There’s nothing nicer than hearing people enthuse about their horses – not in terms of how much they’ve won, but in how much they enrich their lives. Talking to a woman who had just bought her first horse after ten years of sharing other people’s was a delight.
Her story included an inspiring surprise. It wasn’t that she was in her sixties, because horse-owning isn’t a preserve of young riders. Instead, it was the type of horse she’d bought and the fact that he was proving to be perfect.
She wasn’t particularly ambitious and had looked for a horse which was reliable to hack and generally laid-back about life. A quiet cob, she’d thought, or a been there, done it native or native cross.
Instead, she found a five-year-old ex-racehorse. When she announced this all her friends said it would be a disaster, that if he was as quiet as she said, he must have been doped when she tried him.
In fact, he couldn’t gallop fast enough to keep himself warm and had spent a few months being re-educated by a trainer who understood what his life in racing stables would have been like, and how to take him through the transition to “ordinary” life.
Six months after she bought him, she said, he was so laid back he was horizontal. He gave leads out hacking to other horses on the livery yard and when they went for their first beach ride, he lobbed along in canter while the “quiet cobs” performed hoofstands.
This woman isn’t idealistic and she definitely isn’t naïve. As a recently retired solicitor specialising in criminal cases, she had heard enough people giving their versions of what they regarded as the truth to know how to make up her own mind. Horses, she reckoned, were as individual as people.

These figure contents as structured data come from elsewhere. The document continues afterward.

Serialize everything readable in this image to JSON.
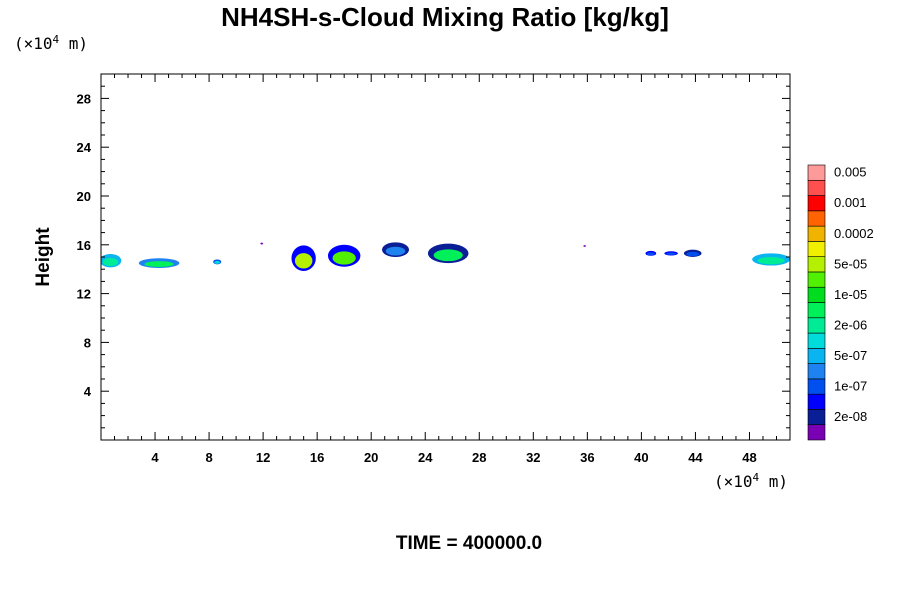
{
  "chart_data": {
    "type": "heatmap",
    "title": "NH4SH-s-Cloud Mixing Ratio [kg/kg]",
    "ylabel": "Height",
    "xlabel": "",
    "x_unit": {
      "prefix": "(×10",
      "exp": "4",
      "suffix": " m)"
    },
    "y_unit": {
      "prefix": "(×10",
      "exp": "4",
      "suffix": " m)"
    },
    "xlim": [
      0,
      51
    ],
    "ylim": [
      0,
      30
    ],
    "xticks": [
      4,
      8,
      12,
      16,
      20,
      24,
      28,
      32,
      36,
      40,
      44,
      48
    ],
    "xtick_labels": [
      "4",
      "8",
      "12",
      "16",
      "20",
      "24",
      "28",
      "32",
      "36",
      "40",
      "44",
      "48"
    ],
    "yticks": [
      4,
      8,
      12,
      16,
      20,
      24,
      28
    ],
    "ytick_labels": [
      "4",
      "8",
      "12",
      "16",
      "20",
      "24",
      "28"
    ],
    "colorbar": {
      "colors": [
        "#7a00b4",
        "#0a1e96",
        "#0000ff",
        "#0050f0",
        "#1e82f0",
        "#0ab4f0",
        "#00dcdc",
        "#00eb96",
        "#00f05a",
        "#00dc1e",
        "#50f000",
        "#b4f000",
        "#f0f000",
        "#f0b400",
        "#ff6400",
        "#ff0000",
        "#ff5050",
        "#ff9a9a"
      ],
      "labels": [
        "2e-08",
        "1e-07",
        "5e-07",
        "2e-06",
        "1e-05",
        "5e-05",
        "0.0002",
        "0.001",
        "0.005"
      ]
    },
    "cloud_patches": [
      {
        "x": 0.7,
        "y": 14.7,
        "w": 1.6,
        "h": 1.1,
        "color": "#0ab4f0",
        "core": "#00eb96"
      },
      {
        "x": 4.3,
        "y": 14.5,
        "w": 3.0,
        "h": 0.8,
        "color": "#1e82f0",
        "core": "#00f05a"
      },
      {
        "x": 8.6,
        "y": 14.6,
        "w": 0.6,
        "h": 0.4,
        "color": "#0050f0",
        "core": "#00dcdc"
      },
      {
        "x": 15.0,
        "y": 14.9,
        "w": 1.8,
        "h": 2.1,
        "color": "#0000ff",
        "core": "#b4f000"
      },
      {
        "x": 18.0,
        "y": 15.1,
        "w": 2.4,
        "h": 1.8,
        "color": "#0000ff",
        "core": "#50f000"
      },
      {
        "x": 21.8,
        "y": 15.6,
        "w": 2.0,
        "h": 1.2,
        "color": "#0a1e96",
        "core": "#1e82f0"
      },
      {
        "x": 25.7,
        "y": 15.3,
        "w": 3.0,
        "h": 1.6,
        "color": "#0a1e96",
        "core": "#00f05a"
      },
      {
        "x": 40.7,
        "y": 15.3,
        "w": 0.8,
        "h": 0.4,
        "color": "#0000ff",
        "core": "#0050f0"
      },
      {
        "x": 42.2,
        "y": 15.3,
        "w": 1.0,
        "h": 0.35,
        "color": "#0000ff",
        "core": "#0050f0"
      },
      {
        "x": 43.8,
        "y": 15.3,
        "w": 1.3,
        "h": 0.6,
        "color": "#0a1e96",
        "core": "#0050f0"
      },
      {
        "x": 49.6,
        "y": 14.8,
        "w": 2.8,
        "h": 1.0,
        "color": "#0ab4f0",
        "core": "#00eb96"
      },
      {
        "x": 11.9,
        "y": 16.1,
        "w": 0.2,
        "h": 0.15,
        "color": "#7a00b4",
        "core": "#7a00b4"
      },
      {
        "x": 35.8,
        "y": 15.9,
        "w": 0.2,
        "h": 0.15,
        "color": "#7a00b4",
        "core": "#7a00b4"
      }
    ]
  },
  "time_label": "TIME = 400000.0"
}
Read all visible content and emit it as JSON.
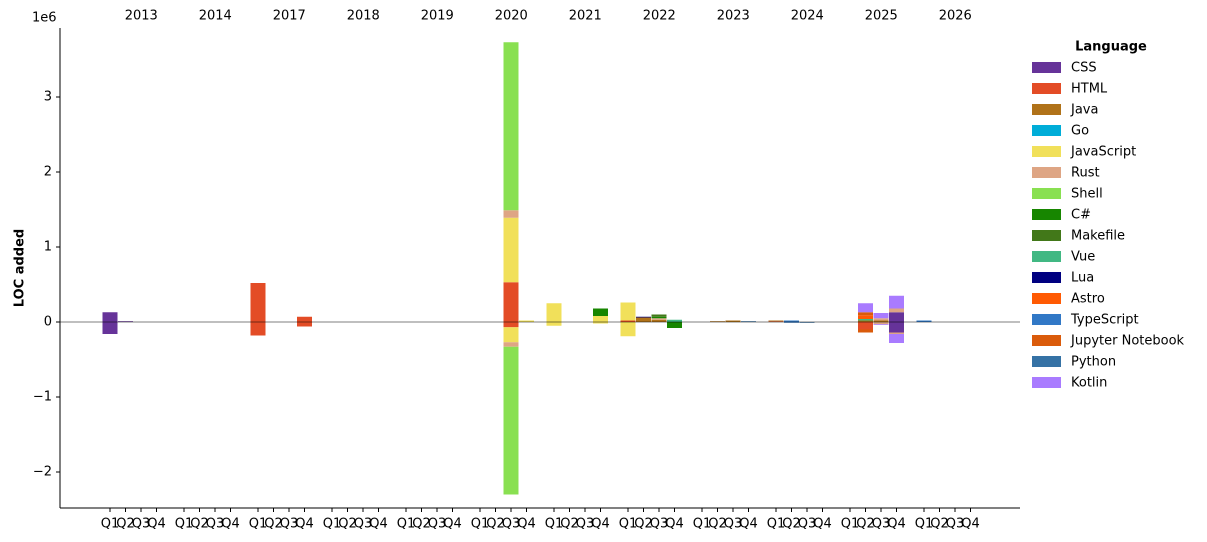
{
  "chart_data": {
    "type": "stacked_bar",
    "y_label": "LOC added",
    "y_offset_label": "1e6",
    "legend_title": "Language",
    "legend_position": "outside right",
    "groups": [
      "2013",
      "2014",
      "2017",
      "2018",
      "2019",
      "2020",
      "2021",
      "2022",
      "2023",
      "2024",
      "2025",
      "2026"
    ],
    "categories": [
      "Q1",
      "Q2",
      "Q3",
      "Q4",
      "Q1",
      "Q2",
      "Q3",
      "Q4",
      "Q1",
      "Q2",
      "Q3",
      "Q4",
      "Q1",
      "Q2",
      "Q3",
      "Q4",
      "Q1",
      "Q2",
      "Q3",
      "Q4",
      "Q1",
      "Q2",
      "Q3",
      "Q4",
      "Q1",
      "Q2",
      "Q3",
      "Q4",
      "Q1",
      "Q2",
      "Q3",
      "Q4",
      "Q1",
      "Q2",
      "Q3",
      "Q4",
      "Q1",
      "Q2",
      "Q3",
      "Q4",
      "Q1",
      "Q2",
      "Q3",
      "Q4",
      "Q1",
      "Q2",
      "Q3",
      "Q4"
    ],
    "ylim": [
      -2.48,
      3.92
    ],
    "yticks": [
      {
        "value": -2,
        "label": "−2"
      },
      {
        "value": -1,
        "label": "−1"
      },
      0,
      1,
      2,
      3
    ],
    "series": [
      {
        "name": "CSS",
        "color": "#663399",
        "x": [
          0,
          0,
          1,
          43,
          43
        ],
        "values": [
          0.13,
          -0.16,
          0.01,
          0.13,
          -0.14
        ]
      },
      {
        "name": "HTML",
        "color": "#e34c26",
        "x": [
          8,
          8,
          11,
          11,
          22,
          22,
          28,
          36,
          41
        ],
        "values": [
          0.52,
          -0.18,
          0.07,
          -0.06,
          0.53,
          -0.07,
          0.02,
          0.01,
          -0.1
        ]
      },
      {
        "name": "Java",
        "color": "#b07219",
        "x": [
          29,
          30,
          33,
          34,
          36,
          41,
          42
        ],
        "values": [
          0.06,
          0.03,
          0.01,
          0.02,
          0.01,
          0.02,
          0.02
        ]
      },
      {
        "name": "Go",
        "color": "#00add8",
        "x": [],
        "values": []
      },
      {
        "name": "JavaScript",
        "color": "#f1e05a",
        "x": [
          22,
          22,
          23,
          24,
          24,
          27,
          27,
          28,
          28
        ],
        "values": [
          0.86,
          -0.2,
          0.02,
          0.25,
          -0.05,
          0.08,
          -0.02,
          0.24,
          -0.19
        ]
      },
      {
        "name": "Rust",
        "color": "#dea584",
        "x": [
          22,
          22,
          30,
          42,
          42,
          43,
          43
        ],
        "values": [
          0.1,
          -0.06,
          0.02,
          0.03,
          -0.03,
          0.05,
          -0.02
        ]
      },
      {
        "name": "Shell",
        "color": "#89e051",
        "x": [
          22,
          22
        ],
        "values": [
          2.24,
          -1.97
        ]
      },
      {
        "name": "C#",
        "color": "#178600",
        "x": [
          27,
          30,
          31
        ],
        "values": [
          0.1,
          0.02,
          -0.08
        ]
      },
      {
        "name": "Makefile",
        "color": "#427819",
        "x": [
          30
        ],
        "values": [
          0.03
        ]
      },
      {
        "name": "Vue",
        "color": "#41b883",
        "x": [
          31,
          41
        ],
        "values": [
          0.03,
          0.02
        ]
      },
      {
        "name": "Lua",
        "color": "#000080",
        "x": [
          29
        ],
        "values": [
          0.01
        ]
      },
      {
        "name": "Astro",
        "color": "#ff5a03",
        "x": [
          41
        ],
        "values": [
          0.05
        ]
      },
      {
        "name": "TypeScript",
        "color": "#3178c6",
        "x": [
          37,
          37,
          44
        ],
        "values": [
          0.02,
          -0.01,
          0.02
        ]
      },
      {
        "name": "Jupyter Notebook",
        "color": "#da5b0b",
        "x": [
          41,
          41
        ],
        "values": [
          0.04,
          -0.04
        ]
      },
      {
        "name": "Python",
        "color": "#3572a5",
        "x": [
          35,
          38
        ],
        "values": [
          0.01,
          -0.01
        ]
      },
      {
        "name": "Kotlin",
        "color": "#a97bff",
        "x": [
          41,
          42,
          42,
          43,
          43
        ],
        "values": [
          0.12,
          0.07,
          -0.01,
          0.17,
          -0.12
        ]
      }
    ]
  }
}
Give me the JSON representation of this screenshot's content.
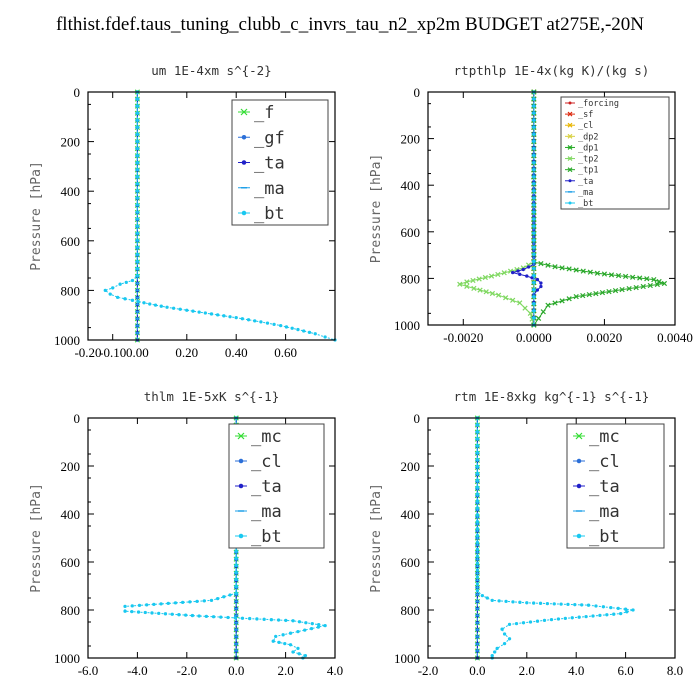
{
  "page_title": "flthist.fdef.taus_tuning_clubb_c_invrs_tau_n2_xp2m  BUDGET at275E,-20N",
  "chart_data": [
    {
      "type": "line",
      "title": "um   1E-4xm s^{-2}",
      "ylabel": "Pressure [hPa]",
      "xlim": [
        -0.2,
        0.8
      ],
      "ylim": [
        0,
        1000
      ],
      "y_inverted": true,
      "xticks": [
        "-0.20",
        "-0.10",
        "0.00",
        "0.20",
        "0.40",
        "0.60"
      ],
      "xtick_values": [
        -0.2,
        -0.1,
        0,
        0.2,
        0.4,
        0.6
      ],
      "yticks": [
        "0",
        "200",
        "400",
        "600",
        "800",
        "1000"
      ],
      "legend": {
        "position": "top-right",
        "size": "large"
      },
      "series": [
        {
          "name": "_f",
          "color": "#33dd33",
          "marker": "x",
          "points": [
            [
              0,
              0
            ],
            [
              0,
              1000
            ]
          ]
        },
        {
          "name": "_gf",
          "color": "#2b6fd8",
          "marker": "dot",
          "points": [
            [
              0,
              0
            ],
            [
              0,
              1000
            ]
          ]
        },
        {
          "name": "_ta",
          "color": "#2020c8",
          "marker": "dot",
          "points": [
            [
              0,
              0
            ],
            [
              0,
              1000
            ]
          ]
        },
        {
          "name": "_ma",
          "color": "#1fa0e8",
          "marker": "dash",
          "points": [
            [
              0,
              0
            ],
            [
              0,
              1000
            ]
          ]
        },
        {
          "name": "_bt",
          "color": "#19c8f0",
          "marker": "dot",
          "points": [
            [
              0,
              0
            ],
            [
              0,
              740
            ],
            [
              -0.02,
              760
            ],
            [
              -0.07,
              775
            ],
            [
              -0.1,
              790
            ],
            [
              -0.13,
              800
            ],
            [
              -0.11,
              815
            ],
            [
              -0.08,
              828
            ],
            [
              -0.02,
              840
            ],
            [
              0.05,
              855
            ],
            [
              0.12,
              868
            ],
            [
              0.2,
              880
            ],
            [
              0.3,
              895
            ],
            [
              0.4,
              910
            ],
            [
              0.5,
              927
            ],
            [
              0.58,
              942
            ],
            [
              0.65,
              958
            ],
            [
              0.72,
              975
            ],
            [
              0.76,
              988
            ],
            [
              0.8,
              1000
            ]
          ]
        }
      ]
    },
    {
      "type": "line",
      "title": "rtpthlp   1E-4x(kg K)/(kg s)",
      "ylabel": "Pressure [hPa]",
      "xlim": [
        -0.003,
        0.004
      ],
      "ylim": [
        0,
        1000
      ],
      "y_inverted": true,
      "xticks": [
        "-0.0020",
        "0.0000",
        "0.0020",
        "0.0040"
      ],
      "xtick_values": [
        -0.002,
        0,
        0.002,
        0.004
      ],
      "yticks": [
        "0",
        "200",
        "400",
        "600",
        "800",
        "1000"
      ],
      "legend": {
        "position": "top-right",
        "size": "small"
      },
      "series": [
        {
          "name": "_forcing",
          "color": "#cc2020",
          "marker": "dot",
          "points": [
            [
              0,
              0
            ],
            [
              0,
              1000
            ]
          ]
        },
        {
          "name": "_sf",
          "color": "#dd2a10",
          "marker": "x",
          "points": [
            [
              0,
              0
            ],
            [
              0,
              1000
            ]
          ]
        },
        {
          "name": "_cl",
          "color": "#e8b400",
          "marker": "x",
          "points": [
            [
              0,
              0
            ],
            [
              0,
              1000
            ]
          ]
        },
        {
          "name": "_dp2",
          "color": "#d8d040",
          "marker": "x",
          "points": [
            [
              0,
              0
            ],
            [
              0,
              1000
            ]
          ]
        },
        {
          "name": "_dp1",
          "color": "#22aa22",
          "marker": "x",
          "points": [
            [
              0,
              0
            ],
            [
              0,
              1000
            ]
          ]
        },
        {
          "name": "_tp2",
          "color": "#7fd860",
          "marker": "x",
          "points": [
            [
              0,
              0
            ],
            [
              0,
              730
            ],
            [
              -0.0003,
              755
            ],
            [
              -0.0012,
              790
            ],
            [
              -0.0019,
              815
            ],
            [
              -0.0021,
              825
            ],
            [
              -0.0017,
              843
            ],
            [
              -0.001,
              872
            ],
            [
              -0.0004,
              905
            ],
            [
              -0.0001,
              950
            ],
            [
              0,
              1000
            ]
          ]
        },
        {
          "name": "_tp1",
          "color": "#2aa82a",
          "marker": "x",
          "points": [
            [
              0,
              0
            ],
            [
              0,
              730
            ],
            [
              0.0006,
              750
            ],
            [
              0.0018,
              778
            ],
            [
              0.0034,
              805
            ],
            [
              0.0037,
              822
            ],
            [
              0.0025,
              848
            ],
            [
              0.0012,
              878
            ],
            [
              0.0004,
              915
            ],
            [
              0,
              1000
            ]
          ]
        },
        {
          "name": "_ta",
          "color": "#2020c8",
          "marker": "dot",
          "points": [
            [
              0,
              0
            ],
            [
              0,
              740
            ],
            [
              -0.0003,
              762
            ],
            [
              -0.0006,
              775
            ],
            [
              -0.0002,
              790
            ],
            [
              0.0001,
              805
            ],
            [
              0.0002,
              820
            ],
            [
              0.0002,
              835
            ],
            [
              0.0001,
              850
            ],
            [
              0,
              870
            ],
            [
              0,
              1000
            ]
          ]
        },
        {
          "name": "_ma",
          "color": "#1fa0e8",
          "marker": "dash",
          "points": [
            [
              0,
              0
            ],
            [
              0,
              1000
            ]
          ]
        },
        {
          "name": "_bt",
          "color": "#19c8f0",
          "marker": "dot",
          "points": [
            [
              0,
              0
            ],
            [
              0,
              1000
            ]
          ]
        }
      ]
    },
    {
      "type": "line",
      "title": "thlm   1E-5xK s^{-1}",
      "ylabel": "Pressure [hPa]",
      "xlim": [
        -6,
        4
      ],
      "ylim": [
        0,
        1000
      ],
      "y_inverted": true,
      "xticks": [
        "-6.0",
        "-4.0",
        "-2.0",
        "0.0",
        "2.0",
        "4.0"
      ],
      "xtick_values": [
        -6,
        -4,
        -2,
        0,
        2,
        4
      ],
      "yticks": [
        "0",
        "200",
        "400",
        "600",
        "800",
        "1000"
      ],
      "legend": {
        "position": "top-right",
        "size": "large"
      },
      "series": [
        {
          "name": "_mc",
          "color": "#33dd33",
          "marker": "x",
          "points": [
            [
              0,
              0
            ],
            [
              0,
              1000
            ]
          ]
        },
        {
          "name": "_cl",
          "color": "#2b6fd8",
          "marker": "dot",
          "points": [
            [
              0,
              0
            ],
            [
              0,
              1000
            ]
          ]
        },
        {
          "name": "_ta",
          "color": "#2020c8",
          "marker": "dot",
          "points": [
            [
              0,
              0
            ],
            [
              0,
              1000
            ]
          ]
        },
        {
          "name": "_ma",
          "color": "#1fa0e8",
          "marker": "dash",
          "points": [
            [
              0,
              0
            ],
            [
              0,
              1000
            ]
          ]
        },
        {
          "name": "_bt",
          "color": "#19c8f0",
          "marker": "dot",
          "points": [
            [
              0,
              0
            ],
            [
              0,
              730
            ],
            [
              -1,
              760
            ],
            [
              -4.5,
              785
            ],
            [
              -4.5,
              805
            ],
            [
              -1.5,
              825
            ],
            [
              2.3,
              845
            ],
            [
              3.6,
              865
            ],
            [
              2.5,
              890
            ],
            [
              1.6,
              910
            ],
            [
              1.5,
              930
            ],
            [
              2.2,
              945
            ],
            [
              2.5,
              960
            ],
            [
              2.3,
              975
            ],
            [
              2.8,
              990
            ],
            [
              2.7,
              1000
            ]
          ]
        }
      ]
    },
    {
      "type": "line",
      "title": "rtm   1E-8xkg kg^{-1} s^{-1}",
      "ylabel": "Pressure [hPa]",
      "xlim": [
        -2,
        8
      ],
      "ylim": [
        0,
        1000
      ],
      "y_inverted": true,
      "xticks": [
        "-2.0",
        "0.0",
        "2.0",
        "4.0",
        "6.0",
        "8.0"
      ],
      "xtick_values": [
        -2,
        0,
        2,
        4,
        6,
        8
      ],
      "yticks": [
        "0",
        "200",
        "400",
        "600",
        "800",
        "1000"
      ],
      "legend": {
        "position": "top-right",
        "size": "large"
      },
      "series": [
        {
          "name": "_mc",
          "color": "#33dd33",
          "marker": "x",
          "points": [
            [
              0,
              0
            ],
            [
              0,
              1000
            ]
          ]
        },
        {
          "name": "_cl",
          "color": "#2b6fd8",
          "marker": "dot",
          "points": [
            [
              0,
              0
            ],
            [
              0,
              1000
            ]
          ]
        },
        {
          "name": "_ta",
          "color": "#2020c8",
          "marker": "dot",
          "points": [
            [
              0,
              0
            ],
            [
              0,
              1000
            ]
          ]
        },
        {
          "name": "_ma",
          "color": "#1fa0e8",
          "marker": "dash",
          "points": [
            [
              0,
              0
            ],
            [
              0,
              1000
            ]
          ]
        },
        {
          "name": "_bt",
          "color": "#19c8f0",
          "marker": "dot",
          "points": [
            [
              0,
              0
            ],
            [
              0,
              720
            ],
            [
              0.2,
              740
            ],
            [
              0.6,
              760
            ],
            [
              2,
              770
            ],
            [
              4.5,
              780
            ],
            [
              6.3,
              800
            ],
            [
              5.8,
              815
            ],
            [
              3,
              840
            ],
            [
              1.3,
              860
            ],
            [
              1,
              880
            ],
            [
              1.1,
              900
            ],
            [
              1.3,
              920
            ],
            [
              1.1,
              940
            ],
            [
              0.8,
              960
            ],
            [
              0.7,
              975
            ],
            [
              0.6,
              990
            ],
            [
              0.6,
              1000
            ]
          ]
        }
      ]
    }
  ]
}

Most of us will say we’re open-minded, but sometimes we need to remind ourselves that stereotyping horses is as dangerous as stereotyping people. Does anyone really believe that chestnut horses, particularly chestnut mares, are likely to be “hotter” than, say, bays or greys? That’s surely as illogical as the belief that everyone with ginger locks is bad-tempered.
Common sense dictates that the way a horse is educated (or not) and looked after will affect the way he behaves and performs. The quietest horse is going to behave like a numpty if he’s fed on rocket fuel and not worked accordingly and many owners of Thoroughbreds believe their horses are more sensitive than other types.
I don’t know whether that’s always the case, but I do know that some horses and ponies labelled as insensitive or even stupid can blossom when a new owner/rider takes a different approach from a previous one. It also helps to have faith in a horse you just know can do your job perfectly, even if he doesn’t look like the ideal candidate.
A quick search on social media will show you New Forest ponies competing successfully under British Eventing rules, Thoroughbreds eating up the miles in endurance competitions and cobs showing the warmbloods how to do it in dressage. They might not make British teams, but how many of us could do so even if we had Olympic-level horsepower?
So if you find an equine partner with the heart of a four-star event horse beating in the body of a 14hh native pony, or a TB who likes nothing better than the horse equivalent of a chilled-out stroll, make the most of it. And do please share your pictures, because you have every right to be proud.